Es handelt sich um einen mehrstufigen Prozeß aus biologischer Reinigungsstufe und physikalischer Nachbehandlung. D.h. die organischen Abwasserinhaltsstoffe werden nach einer Vorsiebung in zwei Bioreaktoren abgebaut (gesteuert werden der aerobe und der anaerobe Prozeß über eine SPS).

Der Überschußschlamm wird entfernt, im Schlammstapeltank eingedickt und entsorgt. Das so behandelte Abwasser wird nach Zugabe eines Fällmittels in Fälltanks befördert. Danach läuft ds Wasser über einen Tuchfilter, um die feinen Schwebstoffe zurückzuhalten.
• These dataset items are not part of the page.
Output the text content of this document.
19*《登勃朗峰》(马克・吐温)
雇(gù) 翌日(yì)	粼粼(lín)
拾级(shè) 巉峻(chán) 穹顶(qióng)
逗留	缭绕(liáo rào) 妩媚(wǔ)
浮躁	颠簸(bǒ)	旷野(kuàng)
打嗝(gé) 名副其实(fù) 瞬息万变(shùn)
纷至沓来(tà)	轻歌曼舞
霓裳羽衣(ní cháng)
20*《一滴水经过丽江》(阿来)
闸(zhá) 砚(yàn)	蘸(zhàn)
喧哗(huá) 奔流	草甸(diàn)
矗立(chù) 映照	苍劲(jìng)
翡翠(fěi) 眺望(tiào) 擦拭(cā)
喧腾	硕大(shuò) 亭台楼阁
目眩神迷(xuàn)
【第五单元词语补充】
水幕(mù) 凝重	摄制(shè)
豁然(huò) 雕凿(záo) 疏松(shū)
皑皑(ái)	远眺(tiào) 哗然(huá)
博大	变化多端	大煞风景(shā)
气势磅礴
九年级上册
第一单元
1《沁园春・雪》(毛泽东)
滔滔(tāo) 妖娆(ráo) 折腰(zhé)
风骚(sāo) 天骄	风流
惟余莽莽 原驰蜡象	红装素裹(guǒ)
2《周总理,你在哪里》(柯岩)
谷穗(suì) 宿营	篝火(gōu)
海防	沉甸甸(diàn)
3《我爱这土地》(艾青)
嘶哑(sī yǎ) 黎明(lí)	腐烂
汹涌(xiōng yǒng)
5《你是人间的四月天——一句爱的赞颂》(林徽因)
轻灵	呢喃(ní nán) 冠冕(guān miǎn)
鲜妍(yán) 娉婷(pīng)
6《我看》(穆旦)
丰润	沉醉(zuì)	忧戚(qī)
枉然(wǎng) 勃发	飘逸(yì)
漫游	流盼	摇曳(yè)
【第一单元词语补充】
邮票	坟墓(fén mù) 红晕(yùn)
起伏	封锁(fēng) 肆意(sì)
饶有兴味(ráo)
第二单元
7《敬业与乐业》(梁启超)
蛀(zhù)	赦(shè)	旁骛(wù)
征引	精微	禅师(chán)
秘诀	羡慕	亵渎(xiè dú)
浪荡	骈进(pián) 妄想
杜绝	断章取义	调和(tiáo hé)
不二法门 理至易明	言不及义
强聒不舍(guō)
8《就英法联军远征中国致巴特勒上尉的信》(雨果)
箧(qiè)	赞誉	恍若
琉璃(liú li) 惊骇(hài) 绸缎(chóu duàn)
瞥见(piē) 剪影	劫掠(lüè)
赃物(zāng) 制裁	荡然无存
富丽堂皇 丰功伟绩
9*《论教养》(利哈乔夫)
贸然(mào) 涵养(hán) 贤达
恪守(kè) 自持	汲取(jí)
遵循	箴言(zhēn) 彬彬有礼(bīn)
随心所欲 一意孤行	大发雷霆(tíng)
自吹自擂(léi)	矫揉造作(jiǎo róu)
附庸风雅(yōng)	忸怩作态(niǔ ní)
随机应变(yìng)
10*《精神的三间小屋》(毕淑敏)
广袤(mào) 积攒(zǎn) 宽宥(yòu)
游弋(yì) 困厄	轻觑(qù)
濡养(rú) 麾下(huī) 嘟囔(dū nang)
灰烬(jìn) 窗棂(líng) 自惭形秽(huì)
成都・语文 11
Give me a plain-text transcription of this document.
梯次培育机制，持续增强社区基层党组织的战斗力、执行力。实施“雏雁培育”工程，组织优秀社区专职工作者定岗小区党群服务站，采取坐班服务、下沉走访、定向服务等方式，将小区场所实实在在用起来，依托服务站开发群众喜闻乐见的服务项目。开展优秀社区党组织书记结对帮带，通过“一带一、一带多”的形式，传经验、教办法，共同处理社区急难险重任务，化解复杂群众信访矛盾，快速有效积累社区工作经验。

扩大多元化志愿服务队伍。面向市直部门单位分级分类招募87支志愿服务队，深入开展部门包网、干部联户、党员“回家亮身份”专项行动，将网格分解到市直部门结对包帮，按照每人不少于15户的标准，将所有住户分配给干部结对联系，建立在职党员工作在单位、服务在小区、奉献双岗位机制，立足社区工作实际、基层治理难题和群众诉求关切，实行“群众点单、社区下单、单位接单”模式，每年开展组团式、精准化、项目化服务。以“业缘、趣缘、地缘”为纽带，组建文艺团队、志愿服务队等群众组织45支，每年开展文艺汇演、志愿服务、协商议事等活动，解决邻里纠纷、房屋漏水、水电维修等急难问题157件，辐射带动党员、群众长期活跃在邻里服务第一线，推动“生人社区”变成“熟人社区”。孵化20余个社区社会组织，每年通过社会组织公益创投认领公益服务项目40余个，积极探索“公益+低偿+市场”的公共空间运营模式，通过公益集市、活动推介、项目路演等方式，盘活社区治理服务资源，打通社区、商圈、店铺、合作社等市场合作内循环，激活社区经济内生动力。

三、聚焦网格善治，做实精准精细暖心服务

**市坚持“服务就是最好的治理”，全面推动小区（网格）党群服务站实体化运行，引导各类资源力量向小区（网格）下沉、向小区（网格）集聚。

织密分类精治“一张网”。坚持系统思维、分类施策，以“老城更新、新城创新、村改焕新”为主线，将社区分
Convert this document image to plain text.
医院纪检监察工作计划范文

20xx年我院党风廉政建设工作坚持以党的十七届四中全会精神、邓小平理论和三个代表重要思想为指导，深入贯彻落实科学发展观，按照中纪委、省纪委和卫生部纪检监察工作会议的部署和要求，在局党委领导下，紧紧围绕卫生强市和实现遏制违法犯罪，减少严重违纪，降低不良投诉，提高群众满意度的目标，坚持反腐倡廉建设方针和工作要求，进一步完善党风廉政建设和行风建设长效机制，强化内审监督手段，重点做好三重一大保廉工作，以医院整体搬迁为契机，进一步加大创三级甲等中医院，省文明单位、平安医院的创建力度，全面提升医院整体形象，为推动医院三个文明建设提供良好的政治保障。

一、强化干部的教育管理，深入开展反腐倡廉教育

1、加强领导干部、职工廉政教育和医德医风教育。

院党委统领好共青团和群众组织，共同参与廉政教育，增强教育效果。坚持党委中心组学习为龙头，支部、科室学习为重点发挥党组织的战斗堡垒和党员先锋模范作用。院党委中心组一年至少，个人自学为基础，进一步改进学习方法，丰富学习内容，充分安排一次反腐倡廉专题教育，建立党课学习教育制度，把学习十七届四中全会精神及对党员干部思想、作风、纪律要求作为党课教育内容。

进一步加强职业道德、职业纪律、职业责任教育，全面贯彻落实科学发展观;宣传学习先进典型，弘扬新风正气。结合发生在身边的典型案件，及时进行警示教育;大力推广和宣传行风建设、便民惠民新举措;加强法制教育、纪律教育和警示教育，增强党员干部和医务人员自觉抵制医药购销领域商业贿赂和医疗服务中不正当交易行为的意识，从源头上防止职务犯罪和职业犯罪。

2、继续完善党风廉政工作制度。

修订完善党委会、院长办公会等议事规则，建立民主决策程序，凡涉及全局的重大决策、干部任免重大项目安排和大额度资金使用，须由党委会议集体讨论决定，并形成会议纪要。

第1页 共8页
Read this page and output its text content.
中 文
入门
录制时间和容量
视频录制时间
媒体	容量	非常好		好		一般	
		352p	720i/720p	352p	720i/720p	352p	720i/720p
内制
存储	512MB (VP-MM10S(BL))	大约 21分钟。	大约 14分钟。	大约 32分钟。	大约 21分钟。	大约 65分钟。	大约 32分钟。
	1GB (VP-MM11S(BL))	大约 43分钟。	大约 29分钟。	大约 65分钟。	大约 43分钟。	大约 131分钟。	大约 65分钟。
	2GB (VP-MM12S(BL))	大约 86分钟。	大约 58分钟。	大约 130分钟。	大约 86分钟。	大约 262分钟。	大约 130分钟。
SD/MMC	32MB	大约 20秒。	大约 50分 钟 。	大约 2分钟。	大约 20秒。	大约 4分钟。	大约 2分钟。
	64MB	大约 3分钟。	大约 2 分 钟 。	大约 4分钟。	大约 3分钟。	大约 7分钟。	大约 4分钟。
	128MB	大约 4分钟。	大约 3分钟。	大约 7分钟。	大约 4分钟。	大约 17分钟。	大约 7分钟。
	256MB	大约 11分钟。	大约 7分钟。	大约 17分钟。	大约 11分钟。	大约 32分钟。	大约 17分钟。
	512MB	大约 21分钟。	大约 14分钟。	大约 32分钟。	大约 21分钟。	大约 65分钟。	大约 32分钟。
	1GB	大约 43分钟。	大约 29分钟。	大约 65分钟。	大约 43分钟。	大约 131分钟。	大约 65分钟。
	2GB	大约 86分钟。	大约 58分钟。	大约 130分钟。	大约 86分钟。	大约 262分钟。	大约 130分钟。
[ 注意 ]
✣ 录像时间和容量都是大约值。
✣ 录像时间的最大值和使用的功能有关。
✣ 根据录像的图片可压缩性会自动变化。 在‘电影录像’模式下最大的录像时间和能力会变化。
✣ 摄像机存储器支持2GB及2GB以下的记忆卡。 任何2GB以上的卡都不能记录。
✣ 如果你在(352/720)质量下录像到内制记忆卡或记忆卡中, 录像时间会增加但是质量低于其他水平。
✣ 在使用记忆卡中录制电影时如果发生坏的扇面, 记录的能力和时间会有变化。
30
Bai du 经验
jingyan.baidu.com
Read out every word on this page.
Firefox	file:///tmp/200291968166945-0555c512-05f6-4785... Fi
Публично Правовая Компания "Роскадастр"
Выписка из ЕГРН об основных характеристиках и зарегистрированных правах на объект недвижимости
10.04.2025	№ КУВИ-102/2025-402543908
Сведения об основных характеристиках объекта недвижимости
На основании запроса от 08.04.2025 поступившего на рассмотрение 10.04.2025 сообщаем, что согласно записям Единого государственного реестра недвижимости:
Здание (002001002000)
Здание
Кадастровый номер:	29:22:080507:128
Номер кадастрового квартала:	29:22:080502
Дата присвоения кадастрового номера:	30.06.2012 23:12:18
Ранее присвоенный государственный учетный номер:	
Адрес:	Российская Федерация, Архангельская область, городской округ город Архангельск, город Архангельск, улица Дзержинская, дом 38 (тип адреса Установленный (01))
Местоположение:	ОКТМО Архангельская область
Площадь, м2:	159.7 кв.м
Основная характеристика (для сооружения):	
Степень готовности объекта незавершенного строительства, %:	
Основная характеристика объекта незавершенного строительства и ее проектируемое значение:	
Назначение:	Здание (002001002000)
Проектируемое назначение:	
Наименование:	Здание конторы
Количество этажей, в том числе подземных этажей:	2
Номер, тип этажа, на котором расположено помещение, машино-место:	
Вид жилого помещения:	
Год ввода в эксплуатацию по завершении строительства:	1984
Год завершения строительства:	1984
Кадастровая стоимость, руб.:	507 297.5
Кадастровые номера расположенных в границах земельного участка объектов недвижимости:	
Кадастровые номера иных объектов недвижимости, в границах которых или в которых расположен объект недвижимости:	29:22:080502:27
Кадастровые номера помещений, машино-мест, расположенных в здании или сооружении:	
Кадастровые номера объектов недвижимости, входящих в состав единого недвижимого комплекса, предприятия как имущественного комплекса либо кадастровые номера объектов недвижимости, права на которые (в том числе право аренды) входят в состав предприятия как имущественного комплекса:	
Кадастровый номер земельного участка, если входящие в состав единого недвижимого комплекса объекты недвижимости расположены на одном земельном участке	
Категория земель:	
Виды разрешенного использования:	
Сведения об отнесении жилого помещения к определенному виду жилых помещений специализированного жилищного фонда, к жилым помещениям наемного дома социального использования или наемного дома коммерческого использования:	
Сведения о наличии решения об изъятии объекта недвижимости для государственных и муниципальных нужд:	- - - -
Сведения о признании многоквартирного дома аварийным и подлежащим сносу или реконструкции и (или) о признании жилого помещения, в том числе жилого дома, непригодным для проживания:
Mittels Crossflow-Filtration erfolgt die Trennung im Permeat und Retentat. Das Permeat wird UV-behandelt und über den Recyclingstapeltank dem Mälzungsprozeß wieder zugeführt. Das Retentat läuft über die Endkontrolle in die Kläranlage.

In allen drei Durst Betrieben wird durch den Einsatz von BHKW’s ein Teil des Stromes und der Wärme selbst produziert. Durch die Kraftwärmekopplung wird die Primärenergie optimal genutzt.